The appeal thus, has no force, and is dismissed summarily.
(Kishan Swaroop Chaudhary) J.(N. P. (Sd.) Gupta) J.”
However, for assessment years in question, namely, the assessment years 1997-98, 1999-2000, 2000-01, 2001-02, 2002-03, 2003-04 and 2004-05, since the said deduction was not given by the Assessing Officer while issuing “intimation” (order) under section 16 of the Act, the assessee preferred revision petition before the learned Commissioner of Wealth-tax which came to be dismissed as not maintainable by the impugned order dated March 31, 2010. Hence, the present writ petitions. Therefore, the limited question before this court in these writ petitions is as to whether the revision is maintainable under section 25 of the Act against an “intimation” under section 16(1) or not and whether such an “intimation” is an “order” or not.
Having heard the learned counsel, this court is of the opinion that the learned Commissioner of Wealth-tax has erred in dismissing the revision petition as not maintainable. The “intimation” issued under section 16(1) of the Wealth-tax Act, which is reproduced below has the effect of being a “notice of demand” issued under section 16 and remaining provisions of this Act including the appeal and revisional powers shall apply mutatis mutandis to “intimation” under section 16(1) of the Act also. Section 16(1) reads as under :
“16. Assessment.—(1) Where a return has been made under section 14 or section 15 or in response to a notice under clause (i) of sub-section (4),-
(i) if any tax or interest is found due on the basis of such return, after adjustment of any amount paid by way of tax or interest, then, without prejudice to the provisions of sub-section (2), an intimation shall be sent to the assessee specifying the sum so payable and such intimation shall be deemed to be a notice of demand issued under section 30 and all the provisions of this Act shall apply accordingly ; and
(ii) if any refund is due on the basis of such return, it shall be granted to the assessee and an intimation to this effect shall be sent to the assessee :
Provided that except as otherwise provided in this sub-section, the acknowledgment of the return shall be deemed to be intimation under this sub-section where either no sum is payable by the assessee or no refund is due to him :
Provided further that no intimation under this sub-section shall be sent after the expiry of two years from the end of the assessment year in which the net wealth was first assessable.”

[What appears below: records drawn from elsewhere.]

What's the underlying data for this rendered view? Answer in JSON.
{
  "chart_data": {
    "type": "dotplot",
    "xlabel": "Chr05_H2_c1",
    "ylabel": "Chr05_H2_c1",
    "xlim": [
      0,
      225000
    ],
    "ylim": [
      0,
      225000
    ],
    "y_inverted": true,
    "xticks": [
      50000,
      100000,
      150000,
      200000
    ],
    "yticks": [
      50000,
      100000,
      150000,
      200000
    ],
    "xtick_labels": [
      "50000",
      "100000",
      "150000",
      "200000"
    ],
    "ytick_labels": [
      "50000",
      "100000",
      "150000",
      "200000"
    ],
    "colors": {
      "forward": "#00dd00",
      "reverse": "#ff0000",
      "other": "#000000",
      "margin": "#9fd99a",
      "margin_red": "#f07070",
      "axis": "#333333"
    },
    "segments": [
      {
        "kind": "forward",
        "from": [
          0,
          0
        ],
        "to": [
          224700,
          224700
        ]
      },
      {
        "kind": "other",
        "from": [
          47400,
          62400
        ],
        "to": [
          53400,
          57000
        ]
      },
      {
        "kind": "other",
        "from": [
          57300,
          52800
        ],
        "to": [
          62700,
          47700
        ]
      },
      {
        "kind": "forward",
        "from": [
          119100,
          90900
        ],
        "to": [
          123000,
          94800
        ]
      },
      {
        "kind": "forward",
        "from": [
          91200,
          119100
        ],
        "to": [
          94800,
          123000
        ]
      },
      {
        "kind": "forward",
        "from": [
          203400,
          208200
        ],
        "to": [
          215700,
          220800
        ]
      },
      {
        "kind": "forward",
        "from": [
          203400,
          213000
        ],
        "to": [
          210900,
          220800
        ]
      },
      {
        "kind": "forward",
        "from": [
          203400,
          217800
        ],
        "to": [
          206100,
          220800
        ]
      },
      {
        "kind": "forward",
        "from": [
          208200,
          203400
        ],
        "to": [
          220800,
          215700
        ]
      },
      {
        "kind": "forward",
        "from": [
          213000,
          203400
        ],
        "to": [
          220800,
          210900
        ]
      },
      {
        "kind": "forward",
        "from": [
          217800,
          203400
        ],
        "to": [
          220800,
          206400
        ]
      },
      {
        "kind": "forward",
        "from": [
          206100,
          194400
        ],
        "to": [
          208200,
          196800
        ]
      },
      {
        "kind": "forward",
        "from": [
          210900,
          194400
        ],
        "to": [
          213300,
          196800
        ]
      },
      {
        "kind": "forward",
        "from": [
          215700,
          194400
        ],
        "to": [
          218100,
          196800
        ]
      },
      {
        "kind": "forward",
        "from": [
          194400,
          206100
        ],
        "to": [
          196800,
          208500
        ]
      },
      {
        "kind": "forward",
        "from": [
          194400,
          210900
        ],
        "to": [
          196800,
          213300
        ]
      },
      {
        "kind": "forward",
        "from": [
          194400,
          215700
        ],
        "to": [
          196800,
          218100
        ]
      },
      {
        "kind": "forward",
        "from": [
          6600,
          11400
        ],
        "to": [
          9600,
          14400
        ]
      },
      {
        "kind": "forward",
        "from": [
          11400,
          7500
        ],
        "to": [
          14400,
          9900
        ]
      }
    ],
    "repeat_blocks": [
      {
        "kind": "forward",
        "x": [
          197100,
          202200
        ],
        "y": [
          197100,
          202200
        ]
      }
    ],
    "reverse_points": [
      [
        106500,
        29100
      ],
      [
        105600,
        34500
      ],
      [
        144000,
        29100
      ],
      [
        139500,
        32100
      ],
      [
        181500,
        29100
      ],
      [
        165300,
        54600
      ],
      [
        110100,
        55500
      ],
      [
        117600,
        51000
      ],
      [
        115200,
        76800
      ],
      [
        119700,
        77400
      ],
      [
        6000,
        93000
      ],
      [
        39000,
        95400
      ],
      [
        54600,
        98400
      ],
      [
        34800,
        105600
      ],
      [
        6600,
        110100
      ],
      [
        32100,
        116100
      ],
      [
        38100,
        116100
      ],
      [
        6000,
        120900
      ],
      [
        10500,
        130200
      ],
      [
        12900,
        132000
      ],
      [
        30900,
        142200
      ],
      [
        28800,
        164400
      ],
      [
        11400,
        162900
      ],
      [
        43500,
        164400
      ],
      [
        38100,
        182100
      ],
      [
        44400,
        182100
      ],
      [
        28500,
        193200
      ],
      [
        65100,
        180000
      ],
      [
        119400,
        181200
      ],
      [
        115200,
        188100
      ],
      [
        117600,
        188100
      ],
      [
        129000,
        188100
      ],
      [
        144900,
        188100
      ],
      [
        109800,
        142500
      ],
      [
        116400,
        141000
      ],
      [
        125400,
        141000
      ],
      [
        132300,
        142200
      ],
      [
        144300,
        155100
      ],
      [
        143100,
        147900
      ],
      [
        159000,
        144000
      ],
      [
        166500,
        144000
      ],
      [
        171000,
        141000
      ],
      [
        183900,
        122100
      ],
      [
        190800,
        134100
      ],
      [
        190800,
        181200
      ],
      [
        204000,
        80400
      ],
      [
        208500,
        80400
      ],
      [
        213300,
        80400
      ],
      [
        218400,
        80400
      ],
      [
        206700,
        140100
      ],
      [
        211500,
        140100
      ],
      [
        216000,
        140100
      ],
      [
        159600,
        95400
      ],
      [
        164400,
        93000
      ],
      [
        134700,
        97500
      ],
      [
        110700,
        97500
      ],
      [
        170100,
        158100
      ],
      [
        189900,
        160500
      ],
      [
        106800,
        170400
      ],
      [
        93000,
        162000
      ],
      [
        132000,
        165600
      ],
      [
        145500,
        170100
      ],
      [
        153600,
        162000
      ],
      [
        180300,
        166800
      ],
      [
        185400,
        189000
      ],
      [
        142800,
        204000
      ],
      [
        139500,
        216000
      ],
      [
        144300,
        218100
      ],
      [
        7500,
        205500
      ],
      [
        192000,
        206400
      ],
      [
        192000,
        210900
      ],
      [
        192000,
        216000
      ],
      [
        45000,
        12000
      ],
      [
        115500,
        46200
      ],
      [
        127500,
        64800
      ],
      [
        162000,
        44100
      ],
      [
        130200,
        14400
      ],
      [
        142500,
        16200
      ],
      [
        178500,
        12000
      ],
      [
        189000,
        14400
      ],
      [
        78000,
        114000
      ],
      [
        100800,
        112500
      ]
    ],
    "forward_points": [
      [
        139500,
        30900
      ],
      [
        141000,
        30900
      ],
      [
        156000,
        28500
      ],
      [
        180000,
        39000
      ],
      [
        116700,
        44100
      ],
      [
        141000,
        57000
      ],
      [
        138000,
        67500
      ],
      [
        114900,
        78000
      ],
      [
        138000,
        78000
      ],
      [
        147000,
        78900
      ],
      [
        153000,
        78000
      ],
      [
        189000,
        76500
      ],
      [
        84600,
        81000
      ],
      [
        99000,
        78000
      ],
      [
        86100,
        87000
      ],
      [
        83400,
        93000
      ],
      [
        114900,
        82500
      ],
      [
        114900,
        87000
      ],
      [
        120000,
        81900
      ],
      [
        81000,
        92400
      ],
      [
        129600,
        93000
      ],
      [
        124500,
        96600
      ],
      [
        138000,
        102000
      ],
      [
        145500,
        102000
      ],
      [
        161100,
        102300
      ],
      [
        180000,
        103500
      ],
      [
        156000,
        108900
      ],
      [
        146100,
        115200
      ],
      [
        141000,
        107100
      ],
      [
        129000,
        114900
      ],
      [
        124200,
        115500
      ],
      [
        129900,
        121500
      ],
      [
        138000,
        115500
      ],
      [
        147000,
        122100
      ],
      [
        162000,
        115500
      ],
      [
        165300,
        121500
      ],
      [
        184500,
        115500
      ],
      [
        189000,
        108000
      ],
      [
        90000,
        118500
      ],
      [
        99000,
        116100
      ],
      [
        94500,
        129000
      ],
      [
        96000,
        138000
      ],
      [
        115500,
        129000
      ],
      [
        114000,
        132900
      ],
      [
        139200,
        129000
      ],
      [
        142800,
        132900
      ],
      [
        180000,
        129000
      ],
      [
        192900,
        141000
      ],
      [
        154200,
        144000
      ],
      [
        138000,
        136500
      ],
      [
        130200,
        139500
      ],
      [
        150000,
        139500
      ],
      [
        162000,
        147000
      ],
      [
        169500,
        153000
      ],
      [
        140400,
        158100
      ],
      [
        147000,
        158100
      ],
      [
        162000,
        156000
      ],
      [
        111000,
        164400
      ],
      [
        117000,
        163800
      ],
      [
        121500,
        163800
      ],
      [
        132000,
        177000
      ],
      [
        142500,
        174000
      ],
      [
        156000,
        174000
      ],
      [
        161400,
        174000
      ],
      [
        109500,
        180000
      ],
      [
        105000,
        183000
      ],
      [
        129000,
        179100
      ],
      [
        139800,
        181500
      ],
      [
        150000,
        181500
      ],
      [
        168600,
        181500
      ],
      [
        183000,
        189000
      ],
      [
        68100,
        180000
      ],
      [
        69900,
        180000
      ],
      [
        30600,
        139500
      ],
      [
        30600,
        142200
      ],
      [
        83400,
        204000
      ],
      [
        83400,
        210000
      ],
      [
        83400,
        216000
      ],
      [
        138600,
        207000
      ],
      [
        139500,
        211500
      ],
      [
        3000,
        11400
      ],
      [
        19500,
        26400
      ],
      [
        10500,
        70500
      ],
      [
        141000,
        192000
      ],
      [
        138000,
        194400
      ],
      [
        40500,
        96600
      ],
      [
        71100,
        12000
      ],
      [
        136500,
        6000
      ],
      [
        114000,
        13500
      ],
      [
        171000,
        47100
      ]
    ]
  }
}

Undoubtedly, the said “intimation” is an appealable “order” under the provisions of sections 23 and 23A of the said Wealth-tax Act, 1957. If any intimation/order is appealable before the first appellate authority, there is no reason why the Commissioner cannot invoke his revisional powers under section 25 of the Act which confers upon him suo motu revisional powers as well as powers to be invoked on the application made by the assessee. He can call for the record of any proceedings under this Act, if an order has been passed by any authority subordinate to him and may make such enquiry or cause such enquiry to be made and pass such order thereon as the Commissioner thinks fit. The learned Commissioner has, therefore, clearly erred in holding that the amendment in the Income-tax Act to the effect that an “intimation” was an “order” for the limited period only and consequently holding that since those amendments were not applicable for the assessment years in question, therefore, the revision petitions were not maintainable. This escape route found by the learned Commissioner cannot be countenanced. In the opinion of this court, the revision petitions before the learned Commissioner were clearly maintainable in law and he has erred in rejecting the said revision petitions as not maintainable.
Accordingly, all these writ petitions are disposed of setting aside the impugned order of the Wealth-tax Commissioner dated March 31, 2010, and the revisions are restored back to him for decision afresh on the merits in accordance with law. No order as to costs.